The Laundry

Most of SST is not glamorous. There are times of incredible joy and sadness, comedic moments, and discomfort certainly, but the majority of the time is very normal. For example:  doing laundry. My host family doesn’t have a washing machine, so we have to do our laundry by hand. Day-to-day it’s a small thing, but this normal chore and how I felt about it made me reflect on myself and my experiences here in Ecuador.

To begin with, I avoided doing my laundry after I arrived at my service placement, so by the time I finally did it I had accumulated quite a bit.

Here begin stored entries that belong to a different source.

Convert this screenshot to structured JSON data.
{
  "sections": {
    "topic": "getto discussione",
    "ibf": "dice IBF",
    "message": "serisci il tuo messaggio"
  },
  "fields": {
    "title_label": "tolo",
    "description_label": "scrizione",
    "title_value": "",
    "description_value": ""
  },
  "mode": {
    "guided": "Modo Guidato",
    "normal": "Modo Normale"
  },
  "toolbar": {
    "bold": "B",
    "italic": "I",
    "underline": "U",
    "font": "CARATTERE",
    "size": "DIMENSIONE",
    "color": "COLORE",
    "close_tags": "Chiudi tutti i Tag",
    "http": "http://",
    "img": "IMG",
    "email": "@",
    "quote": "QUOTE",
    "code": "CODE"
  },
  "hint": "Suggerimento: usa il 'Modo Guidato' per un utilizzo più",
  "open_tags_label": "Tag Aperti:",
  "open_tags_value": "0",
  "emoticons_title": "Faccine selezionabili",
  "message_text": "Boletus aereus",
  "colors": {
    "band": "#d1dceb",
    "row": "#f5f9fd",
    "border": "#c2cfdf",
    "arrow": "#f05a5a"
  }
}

It was becoming urgent at that point, especially considering the general sweatiness of the climate here meant I couldn’t re-wear many of my clothes. So I submitted myself to the ultimate shame:  admitting that I, a 20-year-old woman halfway through a college degree, didn’t know how to wash my own clothes. It wasn’t that bad really of course, but it did make me think about how I view myself and the kinds of new experiences I feel comfortable with. I think of myself as competent and intelligent, so I often think I shouldn’t need anyone’s help. Being taught to do a standard household chore by a ten-year-old was a little humbling. Obviously, no level of competence or intelligence is all-encompassing. I’m savvy in my comfort zone, but all that knowledge is situational. Here, I’m not well-spoken because I barely speak the language. I’m not confident because I stick out anywhere I go. And I can’t do my own laundry.

Culture shock and language difficulties are not new ideas; millions of people experience them every day and I knew I would too when I came here. Really feeling culture shock firsthand is different, though. It makes me wonder if I’m not these things, not well-spoken or self-sufficient, what am I? I’m a good cook, and good with kids. Food is universal, and so is the fact that small children like to be tossed in the air and want comfort when they’re scared of the dark at night. Still, so much of who I am here is filtered through layers of words and culture, I’m very aware of how I appear to those around me.

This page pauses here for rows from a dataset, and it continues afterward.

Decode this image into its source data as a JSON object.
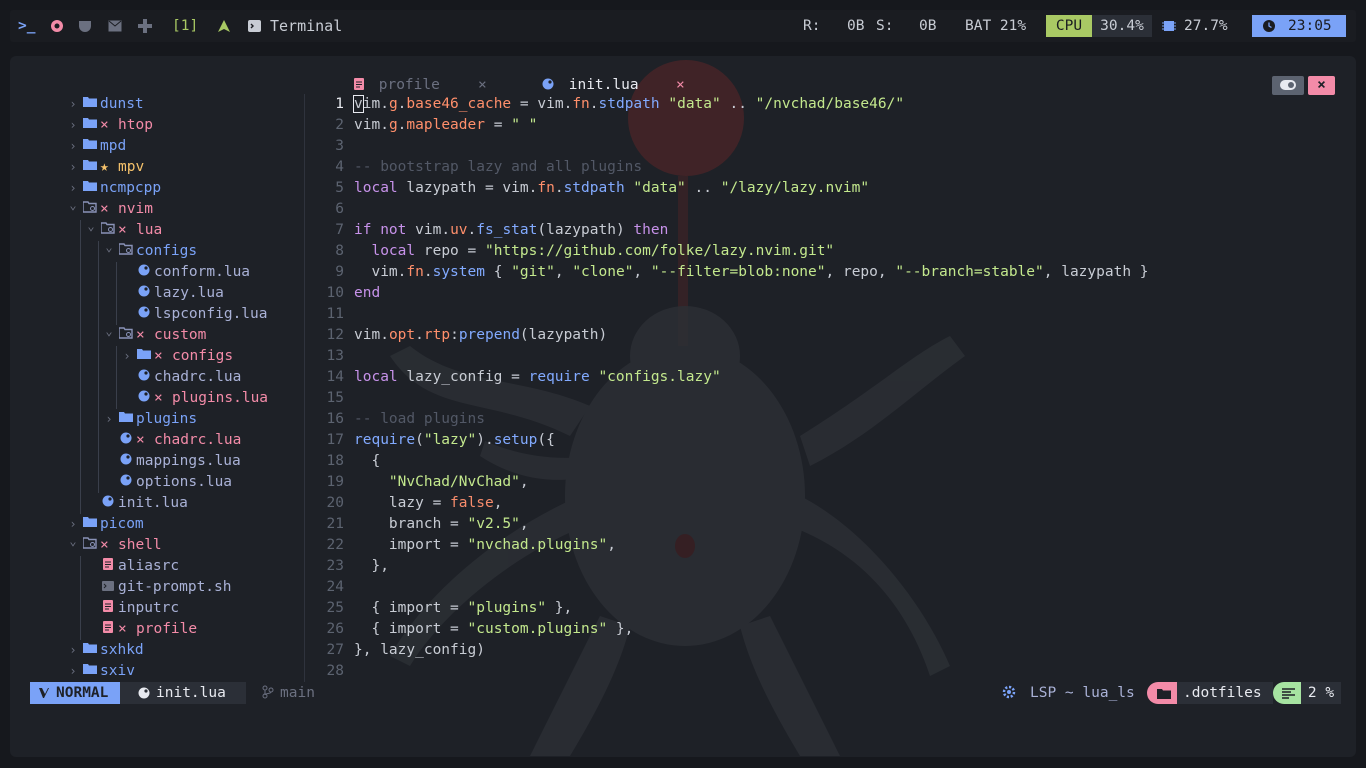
{
  "topbar": {
    "workspace": "[1]",
    "window_title": "Terminal",
    "r_label": "R:",
    "r_value": "0B",
    "s_label": "S:",
    "s_value": "0B",
    "bat": "BAT 21%",
    "cpu_label": "CPU",
    "cpu_value": "30.4%",
    "mem_value": "27.7%",
    "clock": "23:05",
    "colors": {
      "cpu_bg": "#a9c964",
      "clock_bg": "#7aa2f7"
    }
  },
  "tabs": [
    {
      "label": "profile",
      "active": false
    },
    {
      "label": "init.lua",
      "active": true
    }
  ],
  "tree": [
    {
      "label": "dunst",
      "type": "dir",
      "open": false,
      "depth": 0
    },
    {
      "label": "htop",
      "type": "dir",
      "open": false,
      "depth": 0,
      "mark": "×"
    },
    {
      "label": "mpd",
      "type": "dir",
      "open": false,
      "depth": 0
    },
    {
      "label": "mpv",
      "type": "dir",
      "open": false,
      "depth": 0,
      "mark": "★"
    },
    {
      "label": "ncmpcpp",
      "type": "dir",
      "open": false,
      "depth": 0
    },
    {
      "label": "nvim",
      "type": "dir",
      "open": true,
      "depth": 0,
      "mark": "×"
    },
    {
      "label": "lua",
      "type": "dir",
      "open": true,
      "depth": 1,
      "mark": "×"
    },
    {
      "label": "configs",
      "type": "dir",
      "open": true,
      "depth": 2
    },
    {
      "label": "conform.lua",
      "type": "lua",
      "depth": 3
    },
    {
      "label": "lazy.lua",
      "type": "lua",
      "depth": 3
    },
    {
      "label": "lspconfig.lua",
      "type": "lua",
      "depth": 3
    },
    {
      "label": "custom",
      "type": "dir",
      "open": true,
      "depth": 2,
      "mark": "×"
    },
    {
      "label": "configs",
      "type": "dir",
      "open": false,
      "depth": 3,
      "mark": "×"
    },
    {
      "label": "chadrc.lua",
      "type": "lua",
      "depth": 3
    },
    {
      "label": "plugins.lua",
      "type": "lua",
      "depth": 3,
      "mark": "×"
    },
    {
      "label": "plugins",
      "type": "dir",
      "open": false,
      "depth": 2
    },
    {
      "label": "chadrc.lua",
      "type": "lua",
      "depth": 2,
      "mark": "×"
    },
    {
      "label": "mappings.lua",
      "type": "lua",
      "depth": 2
    },
    {
      "label": "options.lua",
      "type": "lua",
      "depth": 2
    },
    {
      "label": "init.lua",
      "type": "lua",
      "depth": 1
    },
    {
      "label": "picom",
      "type": "dir",
      "open": false,
      "depth": 0
    },
    {
      "label": "shell",
      "type": "dir",
      "open": true,
      "depth": 0,
      "mark": "×"
    },
    {
      "label": "aliasrc",
      "type": "text",
      "depth": 1
    },
    {
      "label": "git-prompt.sh",
      "type": "sh",
      "depth": 1
    },
    {
      "label": "inputrc",
      "type": "text",
      "depth": 1
    },
    {
      "label": "profile",
      "type": "text",
      "depth": 1,
      "mark": "×"
    },
    {
      "label": "sxhkd",
      "type": "dir",
      "open": false,
      "depth": 0
    },
    {
      "label": "sxiv",
      "type": "dir",
      "open": false,
      "depth": 0
    }
  ],
  "code": [
    [
      [
        "vim",
        "vr"
      ],
      [
        ".",
        "vr"
      ],
      [
        "g",
        "fld"
      ],
      [
        ".",
        "vr"
      ],
      [
        "base46_cache",
        "fld"
      ],
      [
        " = ",
        "vr"
      ],
      [
        "vim",
        "vr"
      ],
      [
        ".",
        "vr"
      ],
      [
        "fn",
        "fld"
      ],
      [
        ".",
        "vr"
      ],
      [
        "stdpath",
        "fn"
      ],
      [
        " ",
        "vr"
      ],
      [
        "\"data\"",
        "str"
      ],
      [
        " .. ",
        "vr"
      ],
      [
        "\"/nvchad/base46/\"",
        "str"
      ]
    ],
    [
      [
        "vim",
        "vr"
      ],
      [
        ".",
        "vr"
      ],
      [
        "g",
        "fld"
      ],
      [
        ".",
        "vr"
      ],
      [
        "mapleader",
        "fld"
      ],
      [
        " = ",
        "vr"
      ],
      [
        "\" \"",
        "str"
      ]
    ],
    [],
    [
      [
        "-- bootstrap lazy and all plugins",
        "cm"
      ]
    ],
    [
      [
        "local",
        "kw"
      ],
      [
        " lazypath = ",
        "vr"
      ],
      [
        "vim",
        "vr"
      ],
      [
        ".",
        "vr"
      ],
      [
        "fn",
        "fld"
      ],
      [
        ".",
        "vr"
      ],
      [
        "stdpath",
        "fn"
      ],
      [
        " ",
        "vr"
      ],
      [
        "\"data\"",
        "str"
      ],
      [
        " .. ",
        "vr"
      ],
      [
        "\"/lazy/lazy.nvim\"",
        "str"
      ]
    ],
    [],
    [
      [
        "if",
        "kw"
      ],
      [
        " ",
        "vr"
      ],
      [
        "not",
        "kw"
      ],
      [
        " vim",
        "vr"
      ],
      [
        ".",
        "vr"
      ],
      [
        "uv",
        "fld"
      ],
      [
        ".",
        "vr"
      ],
      [
        "fs_stat",
        "fn"
      ],
      [
        "(",
        "vr"
      ],
      [
        "lazypath",
        "vr"
      ],
      [
        ")",
        "vr"
      ],
      [
        " ",
        "vr"
      ],
      [
        "then",
        "kw"
      ]
    ],
    [
      [
        "  ",
        "vr"
      ],
      [
        "local",
        "kw"
      ],
      [
        " repo = ",
        "vr"
      ],
      [
        "\"https://github.com/folke/lazy.nvim.git\"",
        "str"
      ]
    ],
    [
      [
        "  vim",
        "vr"
      ],
      [
        ".",
        "vr"
      ],
      [
        "fn",
        "fld"
      ],
      [
        ".",
        "vr"
      ],
      [
        "system",
        "fn"
      ],
      [
        " { ",
        "vr"
      ],
      [
        "\"git\"",
        "str"
      ],
      [
        ", ",
        "vr"
      ],
      [
        "\"clone\"",
        "str"
      ],
      [
        ", ",
        "vr"
      ],
      [
        "\"--filter=blob:none\"",
        "str"
      ],
      [
        ", repo, ",
        "vr"
      ],
      [
        "\"--branch=stable\"",
        "str"
      ],
      [
        ", lazypath }",
        "vr"
      ]
    ],
    [
      [
        "end",
        "kw"
      ]
    ],
    [],
    [
      [
        "vim",
        "vr"
      ],
      [
        ".",
        "vr"
      ],
      [
        "opt",
        "fld"
      ],
      [
        ".",
        "vr"
      ],
      [
        "rtp",
        "fld"
      ],
      [
        ":",
        "vr"
      ],
      [
        "prepend",
        "fn"
      ],
      [
        "(lazypath)",
        "vr"
      ]
    ],
    [],
    [
      [
        "local",
        "kw"
      ],
      [
        " lazy_config = ",
        "vr"
      ],
      [
        "require",
        "fn"
      ],
      [
        " ",
        "vr"
      ],
      [
        "\"configs.lazy\"",
        "str"
      ]
    ],
    [],
    [
      [
        "-- load plugins",
        "cm"
      ]
    ],
    [
      [
        "require",
        "fn"
      ],
      [
        "(",
        "vr"
      ],
      [
        "\"lazy\"",
        "str"
      ],
      [
        ")",
        "vr"
      ],
      [
        ".",
        "vr"
      ],
      [
        "setup",
        "fn"
      ],
      [
        "({",
        "vr"
      ]
    ],
    [
      [
        "  {",
        "vr"
      ]
    ],
    [
      [
        "    ",
        "vr"
      ],
      [
        "\"NvChad/NvChad\"",
        "str"
      ],
      [
        ",",
        "vr"
      ]
    ],
    [
      [
        "    lazy = ",
        "vr"
      ],
      [
        "false",
        "bool"
      ],
      [
        ",",
        "vr"
      ]
    ],
    [
      [
        "    branch = ",
        "vr"
      ],
      [
        "\"v2.5\"",
        "str"
      ],
      [
        ",",
        "vr"
      ]
    ],
    [
      [
        "    import = ",
        "vr"
      ],
      [
        "\"nvchad.plugins\"",
        "str"
      ],
      [
        ",",
        "vr"
      ]
    ],
    [
      [
        "  },",
        "vr"
      ]
    ],
    [],
    [
      [
        "  { import = ",
        "vr"
      ],
      [
        "\"plugins\"",
        "str"
      ],
      [
        " },",
        "vr"
      ]
    ],
    [
      [
        "  { import = ",
        "vr"
      ],
      [
        "\"custom.plugins\"",
        "str"
      ],
      [
        " },",
        "vr"
      ]
    ],
    [
      [
        "}, lazy_config)",
        "vr"
      ]
    ],
    []
  ],
  "status": {
    "mode": "NORMAL",
    "file": "init.lua",
    "branch": "main",
    "lsp": "LSP ~ lua_ls",
    "cwd": ".dotfiles",
    "progress": "2 %",
    "colors": {
      "mode_bg": "#7aa2f7",
      "cwd_bg": "#f38ba8",
      "progress_bg": "#a6e3a1"
    }
  }
}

Stereotypes about white people and American culture abound here. I don’t mean this as a complaint; I know I’m lucky to spend most of my life in the cultural majority at home and to be viewed positively for my race and nationality when I am in the minority. That being said, it brings a new awareness of others’ opinions of me. Does my host family think I’m a spoiled American because I’ve never done my laundry by hand? Did my host mom help me with it because she thinks I can’t do it on my own? I know them better than to believe they would think these things about me, but I wonder them about myself.

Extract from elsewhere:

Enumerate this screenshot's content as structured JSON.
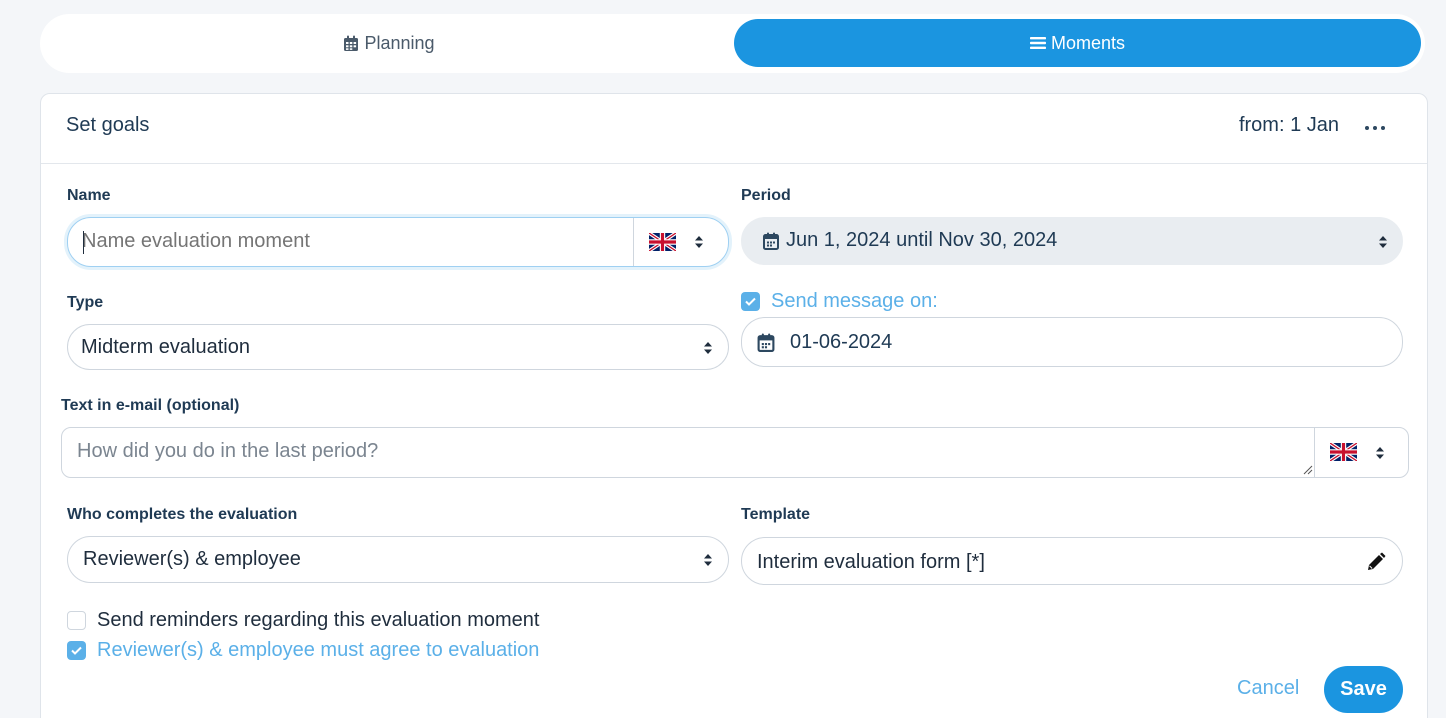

A few weeks in, and I can safely say I can do my own laundry now. I still feel hesitant to look like I don’t know something, but I ask much more readily now. The language barrier is ongoing of course, but I’m slowly improving that as well. I’ve learned more about who I am, both the parts I can’t easily express in Spanish and the parts that are more universal. And most importantly, I have clean clothes now.